The issue involves multiple cross-site request forgery vulnerabilities that can allow a remote attacker to trick an authenticated administrator into executing arbitrary commands. The malicious requests can invoke privilege-related commands or alter the router’s configuration through the web management interface.

Although CISA assigned the vulnerability a CVSS 3.1 score of 4.3, its addition to the Known Exploited Vulnerabilities catalog means exploitation is no longer considered theoretical.

The development follows a multinational advisory titled Improve Router Hygiene to Protect Against Russian State-Sponsored Targeting, which was released by U.S. and international cybersecurity and intelligence agencies.

According to the advisory, actors associated with Russia’s Federal Security Service Center 16 have spent more than a decade targeting poorly configured and vulnerable networking devices. The activity has affected organizations across the communications, defense, energy, financial services, government, and healthcare sectors.

The agencies said the Russian actors primarily scan for routers with exposed Simple Network Management Protocol services that accept common or default community strings. Compromised devices can be instructed to copy their configurations and transfer them to attacker-controlled infrastructure through protocols such as TFTP.

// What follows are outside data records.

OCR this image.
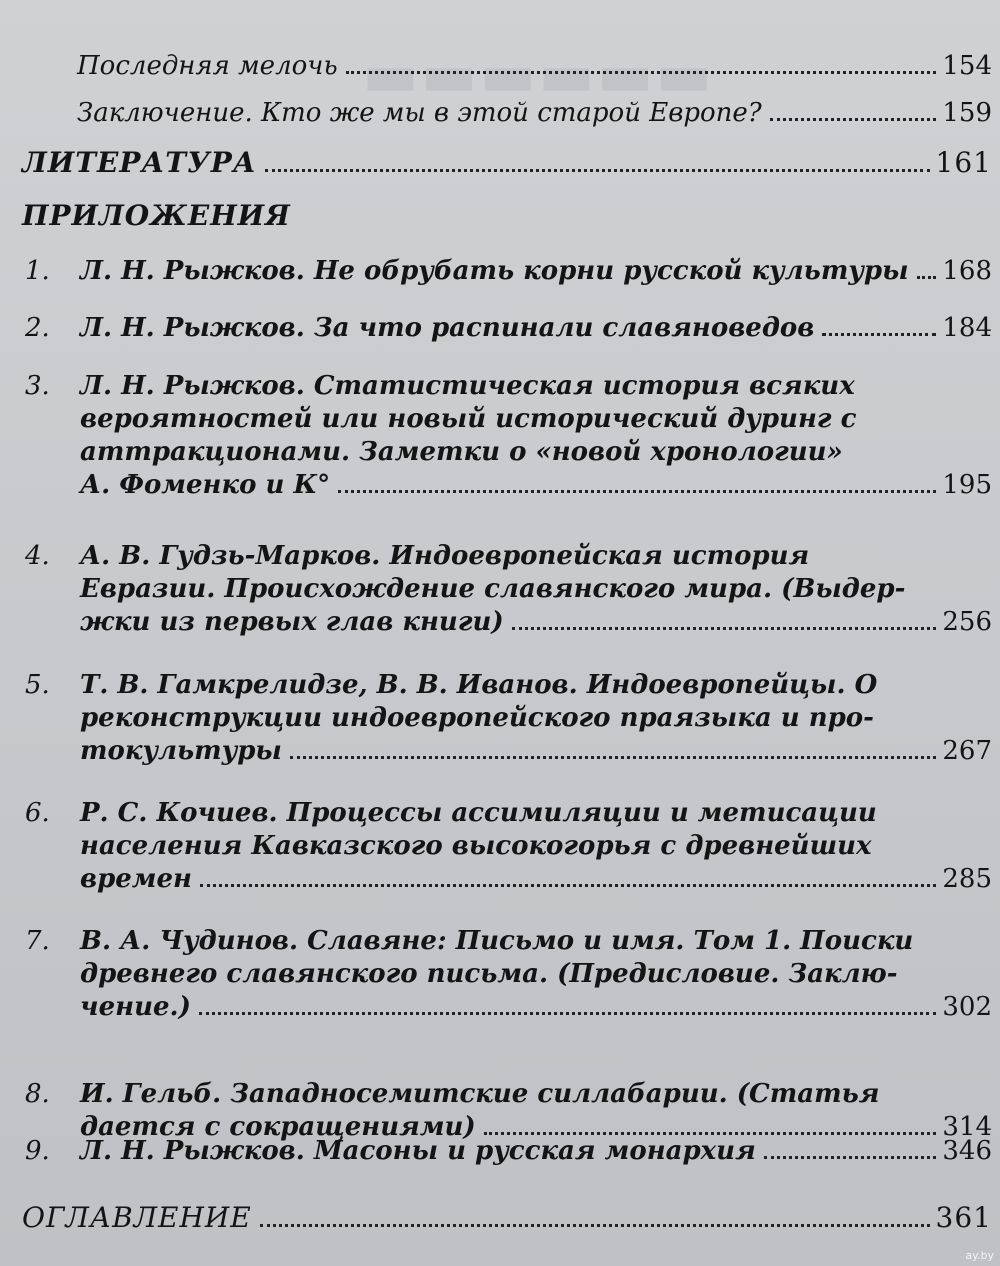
▬▬▬▬▬▬
Последняя мелочь	154
Заключение. Кто же мы в этой старой Европе?	159
ЛИТЕРАТУРА	161
ПРИЛОЖЕНИЯ
1. Л. Н. Рыжков. Не обрубать корни русской культуры 168
2. Л. Н. Рыжков. За что распинали славяноведов	184
3. Л. Н. Рыжков. Статистическая история всяких
вероятностей или новый исторический дуринг с
аттракционами. Заметки о «новой хронологии»
А. Фоменко и К°	195
4. А. В. Гудзь-Марков. Индоевропейская история
Евразии. Происхождение славянского мира. (Выдер-
жки из первых глав книги)	256
5. Т. В. Гамкрелидзе, В. В. Иванов. Индоевропейцы. О
реконструкции индоевропейского праязыка и про-
токультуры	267
6. Р. С. Кочиев. Процессы ассимиляции и метисации
населения Кавказского высокогорья с древнейших
времен	285
7. В. А. Чудинов. Славяне: Письмо и имя. Том 1. Поиски
древнего славянского письма. (Предисловие. Заклю-
чение.)	302
8. И. Гельб. Западносемитские силлабарии. (Статья
дается с сокращениями)	314
9. Л. Н. Рыжков. Масоны и русская монархия	346
ОГЛАВЛЕНИЕ	361
ay.by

The same actors have also exploited Cisco Smart Install and known vulnerabilities, including CVE-2008-4128 and CVE-2018-0171, to gain access to network devices.

CVE-2008-4128 only affects end-of-life Cisco equipment. Cisco states that IOS Software Release 12.4 Mainline is retired and has not been supported since January 31, 2016.

Organizations still using affected devices should replace them with supported hardware rather than relying on an unsupported software branch. Network administrators should also disable unnecessary web management and Cisco Smart Install services, restrict management access with access control lists, and prevent router administration interfaces from being exposed to untrusted networks.

The joint advisory additionally recommends disabling SNMPv1 and SNMPv2 where possible, using SNMPv3 with authentication and encryption, changing default community strings, and monitoring for unusual configuration transfers or inbound SNMP Set-Requests.

The KEV addition highlights a recurring infrastructure security problem: an old vulnerability can remain operationally relevant for years when unsupported network devices are left exposed. Attackers do not need a new zero-day when legacy routers remain reachable and poorly configured.